Enfin, on saura peut-être pardonner, non pas le passé de votre Église, Votre Tartuffance, mais votre lettre insolente et votre égarement car, « pour être dévot, vous n’en êtes pas moins homme ».

J’ai l’honneur d’être, etc.

Baron de Moulintombant

4 commentaires:

Anonyme a dit…

Vous m'enlevez les maux de la bouche, cher Baron de M. Comme je l'écris dans ma propre correspondance (en moins subtil il est vrai) tout mea culpa ne devrait-il pas être accompagné d'un ça-n'arrivera-plus?

P.S. on remarque que vos lettres sont souvent expédiées à des gens de Québec.

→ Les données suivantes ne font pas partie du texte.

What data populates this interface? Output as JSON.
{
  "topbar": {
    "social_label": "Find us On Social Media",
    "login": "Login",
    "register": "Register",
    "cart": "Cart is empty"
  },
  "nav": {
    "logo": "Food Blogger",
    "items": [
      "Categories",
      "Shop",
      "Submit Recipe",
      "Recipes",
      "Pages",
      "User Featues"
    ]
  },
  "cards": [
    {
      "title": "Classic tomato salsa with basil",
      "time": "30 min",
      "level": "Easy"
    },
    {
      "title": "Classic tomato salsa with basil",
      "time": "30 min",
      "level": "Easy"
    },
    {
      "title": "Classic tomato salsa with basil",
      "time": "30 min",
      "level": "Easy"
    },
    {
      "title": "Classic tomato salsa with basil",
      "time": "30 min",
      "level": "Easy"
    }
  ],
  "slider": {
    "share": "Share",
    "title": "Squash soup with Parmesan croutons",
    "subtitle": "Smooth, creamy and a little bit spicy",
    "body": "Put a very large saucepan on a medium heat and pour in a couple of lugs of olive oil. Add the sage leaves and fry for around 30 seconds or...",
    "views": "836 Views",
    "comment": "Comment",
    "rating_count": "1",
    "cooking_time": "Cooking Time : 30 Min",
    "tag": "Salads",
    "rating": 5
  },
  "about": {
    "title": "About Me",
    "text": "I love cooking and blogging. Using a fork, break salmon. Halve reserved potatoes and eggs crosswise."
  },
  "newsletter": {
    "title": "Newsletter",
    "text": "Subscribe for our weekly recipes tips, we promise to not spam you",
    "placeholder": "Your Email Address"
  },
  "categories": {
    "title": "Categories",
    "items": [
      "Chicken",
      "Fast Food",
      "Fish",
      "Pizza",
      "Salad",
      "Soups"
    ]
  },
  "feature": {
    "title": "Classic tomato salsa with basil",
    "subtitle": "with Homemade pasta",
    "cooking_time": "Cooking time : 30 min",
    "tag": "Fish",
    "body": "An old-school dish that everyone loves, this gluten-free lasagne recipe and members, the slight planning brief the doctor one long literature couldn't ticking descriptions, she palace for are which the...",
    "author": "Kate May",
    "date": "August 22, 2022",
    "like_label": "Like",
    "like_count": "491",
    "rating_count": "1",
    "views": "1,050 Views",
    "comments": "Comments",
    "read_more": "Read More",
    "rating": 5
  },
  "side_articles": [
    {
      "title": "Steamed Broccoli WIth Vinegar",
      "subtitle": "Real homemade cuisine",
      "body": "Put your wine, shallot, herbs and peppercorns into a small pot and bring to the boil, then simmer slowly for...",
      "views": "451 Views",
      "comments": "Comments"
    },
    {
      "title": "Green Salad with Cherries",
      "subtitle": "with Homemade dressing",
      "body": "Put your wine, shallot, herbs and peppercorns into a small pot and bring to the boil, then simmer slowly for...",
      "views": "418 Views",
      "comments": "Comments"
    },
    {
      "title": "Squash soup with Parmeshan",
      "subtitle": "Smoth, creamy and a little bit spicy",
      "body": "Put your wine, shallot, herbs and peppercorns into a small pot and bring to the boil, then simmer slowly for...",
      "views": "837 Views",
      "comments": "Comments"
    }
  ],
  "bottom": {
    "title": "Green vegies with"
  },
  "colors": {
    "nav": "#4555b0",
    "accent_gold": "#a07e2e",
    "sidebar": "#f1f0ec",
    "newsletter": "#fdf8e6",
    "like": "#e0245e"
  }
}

N'oubliez pas les pauvres diables qui habitent Ville-Marie.

Baron de Moulintombant a dit…

Cher Vecteur, si les gens de Ville-Marie faisaient autant de bêtises que ceux de Québec, ils auraient droit à autant de considération de ma part, soyez-en assuré.

Amicalement,

Baron de Moulintombant

Anonyme a dit…

Bien que je sois republicain jusqu'au bout des ongles, veuillez, cher Baron, recevoir à vos pieds toutes mes considerations les plus sinceres.

Quel texte magnifique, quelle belle envolée. Plus populairement j'aurais dit: « Vlan, dans les dents ! »

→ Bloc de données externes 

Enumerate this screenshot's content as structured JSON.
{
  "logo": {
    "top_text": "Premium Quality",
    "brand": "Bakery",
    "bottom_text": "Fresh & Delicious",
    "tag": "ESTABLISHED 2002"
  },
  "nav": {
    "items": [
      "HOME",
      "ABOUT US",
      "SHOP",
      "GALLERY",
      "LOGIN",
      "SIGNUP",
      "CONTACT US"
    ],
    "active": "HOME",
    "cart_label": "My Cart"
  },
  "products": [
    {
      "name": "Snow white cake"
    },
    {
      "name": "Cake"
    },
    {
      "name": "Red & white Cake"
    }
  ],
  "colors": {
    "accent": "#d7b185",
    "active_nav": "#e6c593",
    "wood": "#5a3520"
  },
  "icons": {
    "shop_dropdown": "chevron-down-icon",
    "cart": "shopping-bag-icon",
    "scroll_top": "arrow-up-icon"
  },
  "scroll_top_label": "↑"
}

Souvenez-vous quand meme que les royalistes (et les anglais du canada) et l'eglise ont toujours ete de conivence. Quand il est question d'asservir le petit peuple, ils se sont toujours tres bien entendu. Quel sens des affaires.

Mes salutations les plus royales.

Philippe le fromage qui pue !

Anonyme a dit…

La dernière des bêtises de l'ÉGlise catholique, toute récente, est de vouloir imposer au Québec multiculturel, athée, républicain, laïc, un programme de conversion à la foi chrétienne dans nos écoles primaire et secondaire.

Cette idée, qui va à l'encontre d'une école qui forme le citoyen, et non le croyant, a été défendue, et l'est toujours, par ce cardinal Ouellet qui s'enfuit en Espagne la semaine où il décide de lâcher sa bombe puante dans les médias obnubilés par tout ce qui respire l'encens et le dessous de soutane.

Cher baron, votre éloquence a, une fois de plus, touché les zones les moins stimulées de ma réflexion! Bravo!